Cela établi, Kelly réfute certaines thèse reçues sur les origines de la Confédération. Pour lui, l'influence du clerc et du notable local fut beaucoup moins déterminante qu'on pourrait le croire dans le projet confédératif de 1867. En fait, le clergé, inquiet et divisé, se tint plutôt à l'écart des débats. Le parvenu contribua lui-même à faire accréditer l'idée du soutien actif du clerc à ce projet en tournant à son profit la division du clergé canadien français. Quant au mythe du "priest-ridden society", le Canada français du début du XIXe siècle était loin de vivre sous la coupe du clergé, assure Kelly. Imbue de l'idéal républicain, la jeunesse instruite avait préféré l'action politique au sacerdoce. L'effondrement de cet idéal après 1838 jeta une jeunesse désenchantée vers la religion.
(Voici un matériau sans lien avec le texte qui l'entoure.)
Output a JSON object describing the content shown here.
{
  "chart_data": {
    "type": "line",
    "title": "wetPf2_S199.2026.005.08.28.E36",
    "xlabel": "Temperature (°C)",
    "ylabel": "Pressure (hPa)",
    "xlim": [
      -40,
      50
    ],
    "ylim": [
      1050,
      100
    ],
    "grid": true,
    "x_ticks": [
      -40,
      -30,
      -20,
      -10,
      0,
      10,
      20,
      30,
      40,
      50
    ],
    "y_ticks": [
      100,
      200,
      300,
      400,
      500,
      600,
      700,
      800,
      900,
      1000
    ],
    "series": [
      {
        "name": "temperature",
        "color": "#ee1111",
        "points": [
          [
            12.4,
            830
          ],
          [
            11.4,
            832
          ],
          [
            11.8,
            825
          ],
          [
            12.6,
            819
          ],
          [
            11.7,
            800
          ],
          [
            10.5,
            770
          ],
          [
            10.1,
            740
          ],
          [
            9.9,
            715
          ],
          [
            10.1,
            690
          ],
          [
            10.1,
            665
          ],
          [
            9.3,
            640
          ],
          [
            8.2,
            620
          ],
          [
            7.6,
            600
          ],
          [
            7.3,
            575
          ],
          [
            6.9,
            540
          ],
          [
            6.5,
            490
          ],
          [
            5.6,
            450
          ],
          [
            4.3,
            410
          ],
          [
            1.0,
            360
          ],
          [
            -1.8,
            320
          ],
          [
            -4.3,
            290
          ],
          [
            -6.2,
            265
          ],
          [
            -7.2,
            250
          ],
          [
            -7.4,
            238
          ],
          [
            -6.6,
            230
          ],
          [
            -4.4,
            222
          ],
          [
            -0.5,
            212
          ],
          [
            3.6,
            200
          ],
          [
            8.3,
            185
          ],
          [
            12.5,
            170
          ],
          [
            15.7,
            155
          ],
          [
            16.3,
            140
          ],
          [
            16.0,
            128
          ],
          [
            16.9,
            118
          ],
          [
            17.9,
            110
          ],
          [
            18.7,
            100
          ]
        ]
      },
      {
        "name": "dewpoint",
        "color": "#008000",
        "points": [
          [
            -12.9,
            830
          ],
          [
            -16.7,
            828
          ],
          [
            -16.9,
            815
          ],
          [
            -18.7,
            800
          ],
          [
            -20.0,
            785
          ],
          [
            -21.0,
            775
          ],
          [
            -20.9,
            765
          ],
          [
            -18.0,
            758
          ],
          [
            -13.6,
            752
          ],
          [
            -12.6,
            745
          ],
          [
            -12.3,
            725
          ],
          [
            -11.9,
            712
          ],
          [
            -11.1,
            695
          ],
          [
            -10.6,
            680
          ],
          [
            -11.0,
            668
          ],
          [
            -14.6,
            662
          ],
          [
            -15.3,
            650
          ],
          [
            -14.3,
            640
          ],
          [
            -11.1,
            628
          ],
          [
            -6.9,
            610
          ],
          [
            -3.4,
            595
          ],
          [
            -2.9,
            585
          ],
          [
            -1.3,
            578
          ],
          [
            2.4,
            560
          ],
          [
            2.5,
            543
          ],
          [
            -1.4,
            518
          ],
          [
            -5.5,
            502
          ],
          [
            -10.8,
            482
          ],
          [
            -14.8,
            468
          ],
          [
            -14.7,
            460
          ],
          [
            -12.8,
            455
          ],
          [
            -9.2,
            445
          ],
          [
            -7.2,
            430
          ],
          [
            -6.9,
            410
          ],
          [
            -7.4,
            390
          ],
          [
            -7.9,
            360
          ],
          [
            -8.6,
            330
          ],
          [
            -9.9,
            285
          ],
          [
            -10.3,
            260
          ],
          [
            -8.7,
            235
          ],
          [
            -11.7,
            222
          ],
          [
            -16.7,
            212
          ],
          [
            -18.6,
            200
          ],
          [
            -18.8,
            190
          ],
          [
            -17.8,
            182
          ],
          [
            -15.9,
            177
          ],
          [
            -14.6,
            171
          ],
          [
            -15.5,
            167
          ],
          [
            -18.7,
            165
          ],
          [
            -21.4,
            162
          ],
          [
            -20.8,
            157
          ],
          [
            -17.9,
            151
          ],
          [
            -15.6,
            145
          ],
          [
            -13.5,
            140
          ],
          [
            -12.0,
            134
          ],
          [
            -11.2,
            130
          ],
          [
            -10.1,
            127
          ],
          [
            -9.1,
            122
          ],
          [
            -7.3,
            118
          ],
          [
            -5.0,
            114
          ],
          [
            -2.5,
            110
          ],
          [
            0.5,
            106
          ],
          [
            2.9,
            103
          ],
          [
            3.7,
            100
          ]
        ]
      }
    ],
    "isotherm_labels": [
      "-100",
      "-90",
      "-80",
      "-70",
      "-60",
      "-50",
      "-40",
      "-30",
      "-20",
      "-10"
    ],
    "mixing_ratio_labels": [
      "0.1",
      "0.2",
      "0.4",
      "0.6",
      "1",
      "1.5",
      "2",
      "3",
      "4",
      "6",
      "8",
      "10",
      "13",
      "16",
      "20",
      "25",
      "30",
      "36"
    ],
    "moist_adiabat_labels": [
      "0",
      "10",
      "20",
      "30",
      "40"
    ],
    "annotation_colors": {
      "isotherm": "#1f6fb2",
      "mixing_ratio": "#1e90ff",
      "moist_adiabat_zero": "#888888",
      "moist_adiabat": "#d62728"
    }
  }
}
L'intérêt de La petite loterie dépasse largement l'historiographie du XIXe siècle au Canada, même si ce n'est pas peu que d'en avoir rafraîchi l'étude, en mettant au jour l'imaginaire politique des pères fondateurs de 1867, négligé par l'historiographie canadienne française. Kelly réactualise la théorie d'Arendt sur l'impérialisme et le colonialisme. Il montre que la situation du peuple canadien français dans le première moitié du XXIe siècle était assimilable à celle que connaissaient à la même époque les juifs en Europe. Pour Arendt, l'utilité des concepts de paria et de parvenu ne se borne pas à la condition du peuple juif, ils sont primordiaux pour comprendre la condition des petites nations dans le monde moderne. En somme, l'ouvrage de Kelly confirme la pertinence de la pensée politique d'Arendt et place la condition du peuple canadien français dans une perspective plus universelle. Ensuite, disons-le, il y a un parti pris chez Kelly: les imaginaires et mythes politiques d'un pays vivent longtemps; on les croit morts alors qu'ils ne cessent d'exercer leur influence discrète et silencieuse. Ces imaginaires ont façonné l'œuvre constituante de 1867; les architectes de la réforme de 1982, bien loin de se défaire du monarchisme constitutionnel, ont renoué avec lui. C'est peut-être pour cette raison que Kelly termine son essai sur les nouveaux mythes de notre époque contemporaine, comme cette idée, typique des intellectuels fédéralistes et indépendantistes, que la question nationale au Québec se résoudra en le guérissant de son passé. Or, nous rappelle William Faulkner, le passé n'est pas mort, il n'est même pas passé.